HOLLIS FRAMPTON’S HAPAX LEGOMENA
“Hapax legomena are, literally, ‘things said once’. The scholarly jargon refers to those words that occur only a single time in the entire oeuvre of an author, or in a whole literature.” –H.F.
Hollis Frampton – photographer, theoretician, philosopher and, above all, filmmaker – is one of the towering figures of American avant-garde cinema, and his seven-part HAPAX LEGOMENA is arguably his greatest completed achievement. While its various parts can each stand alone, together they form a complex and quasi-symphonic whole – an enigmatic structuralist ‘autobiography’, a series of investigations into the possibilities of filmmaking, and a playful and dazzling encyclopedia of the cinema that is perhaps the closest thing avant-garde film has to Bach’s “Well-Tempered Clavier”. Puzzling, conceptually daring, and at times disarmingly comic, HAPAX LEGOMENA is one of the pinnacles of experimental film.
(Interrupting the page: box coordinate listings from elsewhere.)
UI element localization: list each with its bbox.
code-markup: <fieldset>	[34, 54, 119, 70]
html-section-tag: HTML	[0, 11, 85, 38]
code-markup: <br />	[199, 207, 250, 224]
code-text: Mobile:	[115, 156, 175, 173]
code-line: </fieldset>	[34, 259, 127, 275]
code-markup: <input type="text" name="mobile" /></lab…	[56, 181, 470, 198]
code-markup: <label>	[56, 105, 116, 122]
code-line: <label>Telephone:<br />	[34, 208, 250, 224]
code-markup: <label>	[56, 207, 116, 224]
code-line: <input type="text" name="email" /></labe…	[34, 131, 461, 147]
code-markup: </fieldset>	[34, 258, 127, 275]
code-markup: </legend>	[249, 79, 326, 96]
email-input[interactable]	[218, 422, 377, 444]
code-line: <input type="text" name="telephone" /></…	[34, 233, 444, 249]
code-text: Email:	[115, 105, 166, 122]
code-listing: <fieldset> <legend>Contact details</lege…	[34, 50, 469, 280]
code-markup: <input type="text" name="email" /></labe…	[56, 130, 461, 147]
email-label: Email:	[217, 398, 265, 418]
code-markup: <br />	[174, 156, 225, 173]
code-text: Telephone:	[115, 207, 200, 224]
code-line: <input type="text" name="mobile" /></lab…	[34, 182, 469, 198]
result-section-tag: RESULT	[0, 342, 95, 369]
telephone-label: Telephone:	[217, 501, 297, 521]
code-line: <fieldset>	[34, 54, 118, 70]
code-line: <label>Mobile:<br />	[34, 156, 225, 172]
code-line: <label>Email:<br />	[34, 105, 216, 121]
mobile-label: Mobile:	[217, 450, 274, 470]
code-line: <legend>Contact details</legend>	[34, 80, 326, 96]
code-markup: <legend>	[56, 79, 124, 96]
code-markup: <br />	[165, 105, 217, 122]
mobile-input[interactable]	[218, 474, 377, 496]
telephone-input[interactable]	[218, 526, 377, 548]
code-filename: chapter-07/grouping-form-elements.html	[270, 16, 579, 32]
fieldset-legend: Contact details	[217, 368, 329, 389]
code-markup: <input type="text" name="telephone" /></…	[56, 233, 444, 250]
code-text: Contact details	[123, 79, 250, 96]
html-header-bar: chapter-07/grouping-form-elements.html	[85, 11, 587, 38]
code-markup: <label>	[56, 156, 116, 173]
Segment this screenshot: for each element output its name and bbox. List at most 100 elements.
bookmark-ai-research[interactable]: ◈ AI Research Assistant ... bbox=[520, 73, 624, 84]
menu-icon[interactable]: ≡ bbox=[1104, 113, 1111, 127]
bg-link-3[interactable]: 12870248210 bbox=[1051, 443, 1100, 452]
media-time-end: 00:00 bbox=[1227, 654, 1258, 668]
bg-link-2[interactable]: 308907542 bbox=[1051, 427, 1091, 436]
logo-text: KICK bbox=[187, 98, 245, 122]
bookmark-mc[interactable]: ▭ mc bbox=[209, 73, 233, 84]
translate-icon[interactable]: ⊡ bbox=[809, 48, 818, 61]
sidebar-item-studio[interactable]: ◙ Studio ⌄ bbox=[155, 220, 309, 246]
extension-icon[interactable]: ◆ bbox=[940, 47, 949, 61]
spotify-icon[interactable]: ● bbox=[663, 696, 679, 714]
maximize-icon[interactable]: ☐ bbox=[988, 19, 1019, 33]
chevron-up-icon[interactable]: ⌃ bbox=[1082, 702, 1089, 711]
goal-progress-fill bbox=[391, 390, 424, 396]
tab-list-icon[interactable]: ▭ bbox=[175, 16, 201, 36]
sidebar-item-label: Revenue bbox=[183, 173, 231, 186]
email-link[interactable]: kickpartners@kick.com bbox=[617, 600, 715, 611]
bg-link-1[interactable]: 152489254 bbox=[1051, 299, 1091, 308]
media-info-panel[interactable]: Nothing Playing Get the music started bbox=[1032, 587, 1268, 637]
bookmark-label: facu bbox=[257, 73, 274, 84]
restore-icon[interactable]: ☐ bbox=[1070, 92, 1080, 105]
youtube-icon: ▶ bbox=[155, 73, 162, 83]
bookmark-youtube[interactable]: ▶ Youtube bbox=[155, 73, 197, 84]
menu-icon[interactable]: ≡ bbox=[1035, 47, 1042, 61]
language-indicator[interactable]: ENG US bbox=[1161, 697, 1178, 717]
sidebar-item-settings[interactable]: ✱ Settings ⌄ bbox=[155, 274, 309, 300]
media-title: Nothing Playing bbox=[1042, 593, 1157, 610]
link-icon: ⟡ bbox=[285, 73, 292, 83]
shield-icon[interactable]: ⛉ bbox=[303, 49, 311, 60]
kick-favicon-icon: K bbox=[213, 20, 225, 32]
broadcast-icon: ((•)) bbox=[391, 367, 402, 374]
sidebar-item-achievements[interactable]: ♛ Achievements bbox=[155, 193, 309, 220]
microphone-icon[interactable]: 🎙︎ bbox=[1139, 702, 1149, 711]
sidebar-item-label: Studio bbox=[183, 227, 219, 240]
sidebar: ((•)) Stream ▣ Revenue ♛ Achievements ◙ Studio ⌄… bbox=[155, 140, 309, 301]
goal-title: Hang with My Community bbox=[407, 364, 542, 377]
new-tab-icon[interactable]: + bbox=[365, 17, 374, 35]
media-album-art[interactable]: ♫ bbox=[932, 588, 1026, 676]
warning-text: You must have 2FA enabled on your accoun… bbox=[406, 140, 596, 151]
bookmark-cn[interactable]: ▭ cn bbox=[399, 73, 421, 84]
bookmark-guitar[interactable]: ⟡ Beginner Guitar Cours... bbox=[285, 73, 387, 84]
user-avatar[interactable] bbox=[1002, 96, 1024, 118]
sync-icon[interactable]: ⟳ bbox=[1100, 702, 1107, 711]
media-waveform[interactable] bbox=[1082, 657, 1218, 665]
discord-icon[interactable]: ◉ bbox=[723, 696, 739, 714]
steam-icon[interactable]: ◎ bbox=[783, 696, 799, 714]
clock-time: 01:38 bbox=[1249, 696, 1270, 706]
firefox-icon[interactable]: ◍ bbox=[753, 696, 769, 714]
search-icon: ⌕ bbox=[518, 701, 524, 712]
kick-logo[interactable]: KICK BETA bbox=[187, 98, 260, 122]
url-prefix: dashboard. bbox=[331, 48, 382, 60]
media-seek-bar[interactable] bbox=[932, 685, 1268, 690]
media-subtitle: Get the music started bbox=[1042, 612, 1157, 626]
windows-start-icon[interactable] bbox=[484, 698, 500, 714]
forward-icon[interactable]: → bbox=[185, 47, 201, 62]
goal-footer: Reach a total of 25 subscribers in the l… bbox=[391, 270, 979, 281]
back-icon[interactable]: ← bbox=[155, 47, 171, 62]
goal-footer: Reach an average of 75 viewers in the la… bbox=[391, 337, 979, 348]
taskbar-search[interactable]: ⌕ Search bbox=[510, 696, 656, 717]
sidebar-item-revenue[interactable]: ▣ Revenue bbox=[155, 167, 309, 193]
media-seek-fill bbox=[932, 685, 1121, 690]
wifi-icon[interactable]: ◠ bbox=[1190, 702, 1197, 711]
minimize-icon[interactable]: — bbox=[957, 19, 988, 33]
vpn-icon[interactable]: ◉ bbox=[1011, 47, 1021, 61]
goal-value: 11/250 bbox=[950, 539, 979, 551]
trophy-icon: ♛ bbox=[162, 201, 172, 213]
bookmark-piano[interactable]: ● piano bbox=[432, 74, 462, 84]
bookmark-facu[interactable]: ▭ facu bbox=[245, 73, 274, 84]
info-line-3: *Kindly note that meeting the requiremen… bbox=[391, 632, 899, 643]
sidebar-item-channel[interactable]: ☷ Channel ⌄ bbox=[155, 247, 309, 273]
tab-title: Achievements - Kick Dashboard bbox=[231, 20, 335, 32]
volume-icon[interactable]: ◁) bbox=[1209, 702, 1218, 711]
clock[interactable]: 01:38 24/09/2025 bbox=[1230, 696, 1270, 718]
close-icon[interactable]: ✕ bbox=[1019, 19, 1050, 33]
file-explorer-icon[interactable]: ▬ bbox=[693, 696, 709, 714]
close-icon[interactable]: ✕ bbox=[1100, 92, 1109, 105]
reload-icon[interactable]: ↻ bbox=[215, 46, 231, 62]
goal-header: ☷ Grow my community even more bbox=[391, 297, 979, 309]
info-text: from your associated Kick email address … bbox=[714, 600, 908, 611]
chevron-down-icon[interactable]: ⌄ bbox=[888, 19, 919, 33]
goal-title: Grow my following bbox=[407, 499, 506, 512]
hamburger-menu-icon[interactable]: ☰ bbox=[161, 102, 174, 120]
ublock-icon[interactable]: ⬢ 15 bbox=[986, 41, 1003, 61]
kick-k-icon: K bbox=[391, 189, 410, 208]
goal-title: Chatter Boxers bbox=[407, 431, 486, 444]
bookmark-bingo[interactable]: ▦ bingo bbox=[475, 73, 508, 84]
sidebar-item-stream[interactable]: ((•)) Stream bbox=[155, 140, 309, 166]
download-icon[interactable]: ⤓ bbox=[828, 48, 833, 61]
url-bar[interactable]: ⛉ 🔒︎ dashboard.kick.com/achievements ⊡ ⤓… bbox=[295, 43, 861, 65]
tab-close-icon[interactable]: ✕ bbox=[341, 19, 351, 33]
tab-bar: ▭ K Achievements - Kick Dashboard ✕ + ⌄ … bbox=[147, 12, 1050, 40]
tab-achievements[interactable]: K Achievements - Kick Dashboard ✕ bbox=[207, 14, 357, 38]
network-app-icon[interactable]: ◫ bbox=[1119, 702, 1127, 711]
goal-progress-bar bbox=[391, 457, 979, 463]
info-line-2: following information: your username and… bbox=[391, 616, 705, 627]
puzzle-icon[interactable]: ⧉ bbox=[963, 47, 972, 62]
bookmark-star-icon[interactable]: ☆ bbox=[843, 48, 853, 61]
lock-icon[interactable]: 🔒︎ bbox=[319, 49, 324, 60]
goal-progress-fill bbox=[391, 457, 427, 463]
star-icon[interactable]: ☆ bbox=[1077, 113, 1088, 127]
HAPAX LEGOMENA was recently preserved through a major cooperative effort funded by the National Film Preservation Foundation, and undertaken by MoMA, Anthology Film Archives, the New York University Moving Image Archiving and Preservation Program, and Bill Brand, professor in the NYU program and project conservator.
PROGRAM 1:
(nostalgia) (HAPAX LEGOMENA I)
1973, 36 minutes, 16mm, b&w.
POETIC JUSTICE (HAPAX LEGOMENA II)
1972, 31 minutes, 16mm, b&w, silent.
CRITICAL MASS (HAPAX LEGOMENA III)
1971, 26 minutes, 16mm, b&w.
Total running time: ca. 95 minutes.
PROGRAM 2:
TRAVELING MATTE (HAPAX LEGOMENA IV)
1971, 34 minutes, 16mm, b&w, silent.
ORDINARY MATTER (HAPAX LEGOMENA V)
1972, 36 minutes, 16mm, b&w, sound on CD.
REMOTE CONTROL (HAPAX LEGOMENA VI)
1972, 29 minutes, 16mm, b&w, silent.
SPECIAL EFFECTS (HAPAX LEGOMENA VII)
1972, 11 minutes, 16mm, b&w.
Total running time: ca. 115 minutes.
Sunairi: The first program I enjoyed so much, maybe I had more concentration?? "Nostalgia" started out with precise idea of talking about film maker's past life as a photographer, while burning picture by picture, telling stories of his experiences of taking photographs of things, people and observation and friendships and so on, while dropping names. Then slowly he would talk about one photograph while showing another photograph burning, so you have to remember what he is saying while looking at burning photo of the story he told before. Then elegantly, he finishes with a story while showing another photograph about his taking picture of a corridor while missing the moment by a truck driving into that corridor and later finding out there were mirroring reflection of a building's window to a window of the truck, scaring him to quit taking pictures while declaring to become a film maker with this film. It is sort of "Blow Up" scenario while discovering an image on the photograph he took, which brings the photographer into an unknown problem, in Framtpon's case, end of his photograph.
As I remember Frampton's name often from "October" magazine, he is structuralist. That shows in the first, "Nostalgia" as well as "Poetic Justice" which is basically a film with flickering script/poetry type of narrative. I would almost say it was imaginative, but most of the times were dry, and here and there especially in the sex scene, as depicted in text, like outside of the window of a couple having sex, there were pigeons, people, scenes and Hyenas.....doing all kinds of things which were imaginative and it seemed maybe the whole script could have been just while a couple is having sex........However, it is great structural excursive and as often with experimental works, it was long.
"Critical Mass" was interesting, couple fighting. Constant humor in observing two bickering, repeating, cutting almost like music while the images repeats, sometimes they won't synchronize with the sound, beautifully turning white with countless circles appearing.
Then, the second program was just excruciating. Maybe the first one with fast motion landscape was nice. Ordinary Matter with filming TV? in fast motion was just so long and excruciating. Special Effects was nice sound and it was mostly about that.